A new reform program is essential to the plan that Kotkin sets forth in his final chapter. Without foreclosing the corrupt pathways that the wealthy and well-connected use to circumvent the public, you guarantee that any public-spirited agenda will be captured and distorted for private gain. Look no further than the Gilded Age tariff. A perversion of Henry Clay’s original "American Society," which sought to balance the interests of all factions, reformers tried for thirty years to reform it. They failed again and again as the bosses who ran the Senate usually turned it into an excuse to raise rates.
We see something like this with the Senate’s most recent attempt to reform immigration. All sides agree that immigration needs reform, but after "the Interests" (to borrow a phrase from Gilded Age muckraker David Graham Phillips) got their hands on the program, it was perverted into favoring well-connected industries while harming the lower and working classes, which would see its wages reduced accordingly.
There is simply no way to shift the nation’s political economy back to the yeomanry without reforming the structures of government. After all, the yeomanry is a majority, yet it cannot get its way. In a government premised on the republican principle of majority rule, that can only mean that the structures of the government itself have become dysfunctional. Fixing them must precede any policy innovations.

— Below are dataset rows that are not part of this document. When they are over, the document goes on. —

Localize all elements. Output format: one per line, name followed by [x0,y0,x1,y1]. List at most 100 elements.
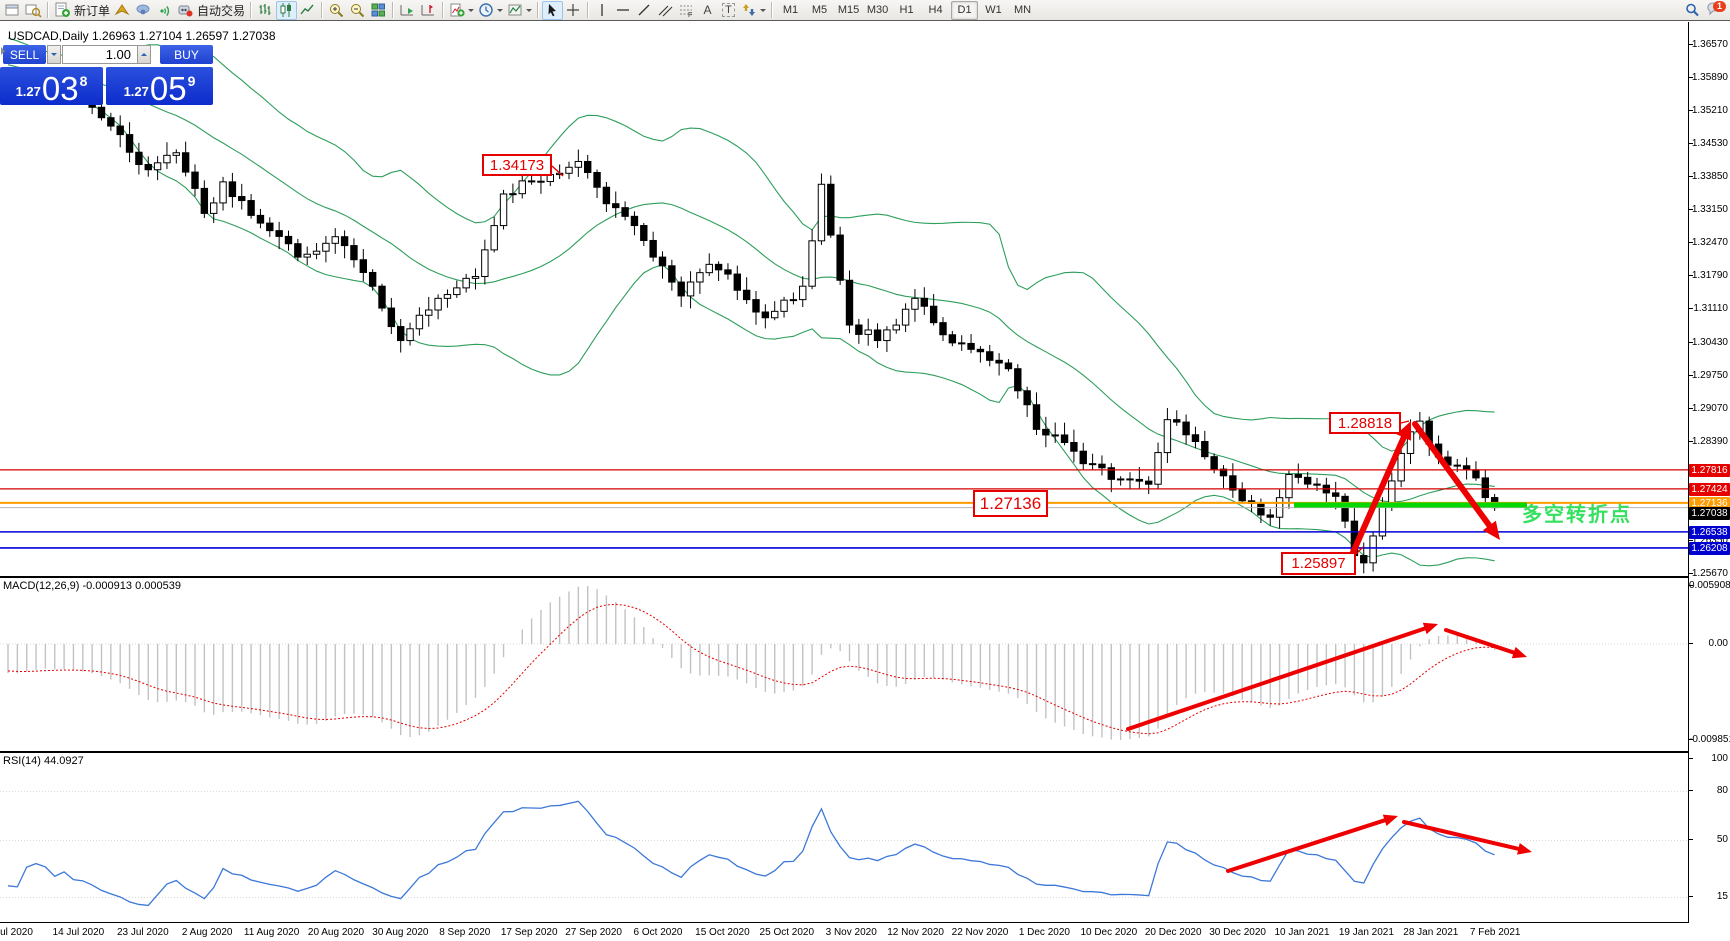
date-label: 19 Jan 2021 [1338,927,1394,938]
sell-price-display[interactable]: 1.27 03 8 [0,67,103,105]
price-tick: 100 [1689,753,1730,764]
horizontal-line-tool[interactable] [613,1,634,20]
chart-svg [0,37,1688,907]
fibonacci-tool[interactable]: F [676,1,697,20]
candlestick-chart-icon[interactable] [276,0,298,20]
price-badge: 1.27136 [1689,497,1730,510]
arrows-tool[interactable] [739,1,768,20]
notifications-button[interactable]: 1 [1703,0,1726,20]
timeframe-button-D1[interactable]: D1 [951,0,979,20]
timeframe-button-M30[interactable]: M30 [866,4,889,16]
price-tick: 1.26350 [1689,535,1730,546]
channel-tool[interactable] [655,1,676,20]
cursor-tool-button[interactable] [542,0,564,20]
date-label: 30 Dec 2020 [1209,927,1266,938]
price-tick: 1.29750 [1689,370,1730,381]
profiles-button[interactable] [23,1,44,20]
bar-chart-icon[interactable] [255,1,276,20]
vertical-line-tool[interactable] [592,1,613,20]
date-label: 10 Jan 2021 [1274,927,1330,938]
toolbar-separator [442,2,445,18]
dropdown-caret-icon [468,9,475,15]
sell-price-big: 03 [41,70,79,107]
timeframe-group: M1 M5 M15 M30 H1 H4 D1 W1 MN [776,0,1037,20]
annotation-jan-high[interactable]: 1.28818 [1329,412,1401,434]
date-label: 20 Dec 2020 [1144,927,1202,938]
date-label: 15 Oct 2020 [695,927,750,938]
price-tick: 1.33150 [1689,204,1730,215]
timeframe-button-MN[interactable]: MN [1013,4,1032,16]
toolbar-separator [537,2,540,18]
panel-separator-macd[interactable] [0,576,1730,578]
volume-input[interactable] [62,45,138,64]
price-tick: 1.25670 [1689,568,1730,579]
spinner-down-icon [51,53,57,59]
templates-button[interactable] [505,1,534,20]
annotation-jan-low[interactable]: 1.25897 [1281,552,1356,575]
indicators-button[interactable] [447,1,476,20]
date-label: 3 Nov 2020 [825,927,877,938]
auto-scroll-icon[interactable] [397,1,418,20]
timeframe-button-M5[interactable]: M5 [811,4,828,16]
line-chart-icon[interactable] [297,1,318,20]
search-icon[interactable] [1682,1,1703,20]
pivot-text-label[interactable]: 多空转折点 [1522,504,1632,526]
zoom-out-icon[interactable] [347,1,368,20]
chart-title: USDCAD,Daily 1.26963 1.27104 1.26597 1.2… [8,29,276,43]
price-tick: 1.35210 [1689,105,1730,116]
date-label: 1 Dec 2020 [1018,927,1070,938]
annotation-sep-high[interactable]: 1.34173 [482,154,552,176]
one-click-trading-panel: SELL BUY 1.27 03 8 1.27 05 9 [0,45,214,105]
one-click-collapse-icon[interactable] [1,47,9,55]
date-label: 27 Sep 2020 [565,927,622,938]
timeframe-button-M1[interactable]: M1 [782,4,799,16]
macd-label: MACD(12,26,9) -0.000913 0.000539 [3,580,181,592]
label-tool[interactable]: T [718,1,739,20]
date-label: 6 Oct 2020 [633,927,683,938]
periods-button[interactable] [476,1,505,20]
signals-icon[interactable] [154,1,175,20]
date-label: 22 Nov 2020 [951,927,1009,938]
panel-separator-rsi[interactable] [0,751,1730,753]
toolbar-separator [392,2,395,18]
zoom-in-icon[interactable] [326,1,347,20]
price-tick: 0.00 [1689,638,1730,649]
price-tick: 1.35890 [1689,72,1730,83]
chart-canvas[interactable] [0,22,1688,941]
buy-price-display[interactable]: 1.27 05 9 [106,67,213,105]
timeframe-button-H1[interactable]: H1 [899,4,914,16]
price-tick: 0.005908 [1689,580,1730,591]
price-tick: 1.31110 [1689,303,1730,314]
metaquotes-icon[interactable] [112,1,133,20]
text-tool[interactable]: A [697,1,718,20]
date-label: 2 Aug 2020 [181,927,233,938]
date-label: 20 Aug 2020 [307,927,365,938]
sell-button[interactable]: SELL [3,45,46,64]
timeframe-button-M15[interactable]: M15 [837,4,860,16]
annotation-pivot-level[interactable]: 1.27136 [973,490,1048,517]
price-scale[interactable]: 1.36570 1.35890 1.35210 1.34530 1.33850 1.331… [1689,22,1730,941]
timeframe-button-W1[interactable]: W1 [985,4,1002,16]
date-label: 14 Jul 2020 [52,927,105,938]
new-order-label: 新订单 [74,3,111,18]
time-axis-border [0,922,1730,923]
auto-trading-button[interactable]: 自动交易 [175,1,247,20]
timeframe-button-H4[interactable]: H4 [928,4,943,16]
label-tool-glyph: T [722,3,735,17]
tile-windows-icon[interactable] [368,1,389,20]
toolbar-separator [321,2,324,18]
toolbar-separator [250,2,253,18]
new-chart-button[interactable] [2,1,23,20]
spinner-up-icon [141,50,147,56]
time-axis[interactable]: Jul 2020 14 Jul 2020 23 Jul 2020 2 Aug 2020… [0,925,1688,941]
volume-increase-button[interactable] [137,45,151,64]
chart-shift-icon[interactable] [418,1,439,20]
buy-button[interactable]: BUY [160,45,213,64]
new-order-button[interactable]: 新订单 [52,1,112,20]
crosshair-tool-button[interactable] [563,1,584,20]
rsi-label: RSI(14) 44.0927 [3,755,84,767]
trendline-tool[interactable] [634,1,655,20]
price-tick: 1.36570 [1689,39,1730,50]
mql5-community-icon[interactable] [133,1,154,20]
volume-decrease-button[interactable] [47,45,61,64]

While Kotkin might not follow through precisely on how his various classes interact, his book is nevertheless illuminating. The chapter on the tech class is worth the purchase price alone. Kotkin is to be commended for seeing past the daily bric-à-brac of American politics to perceive the newly emerging class divisions. More work must be done on what to do about these issues, but this book is an enormously important first step.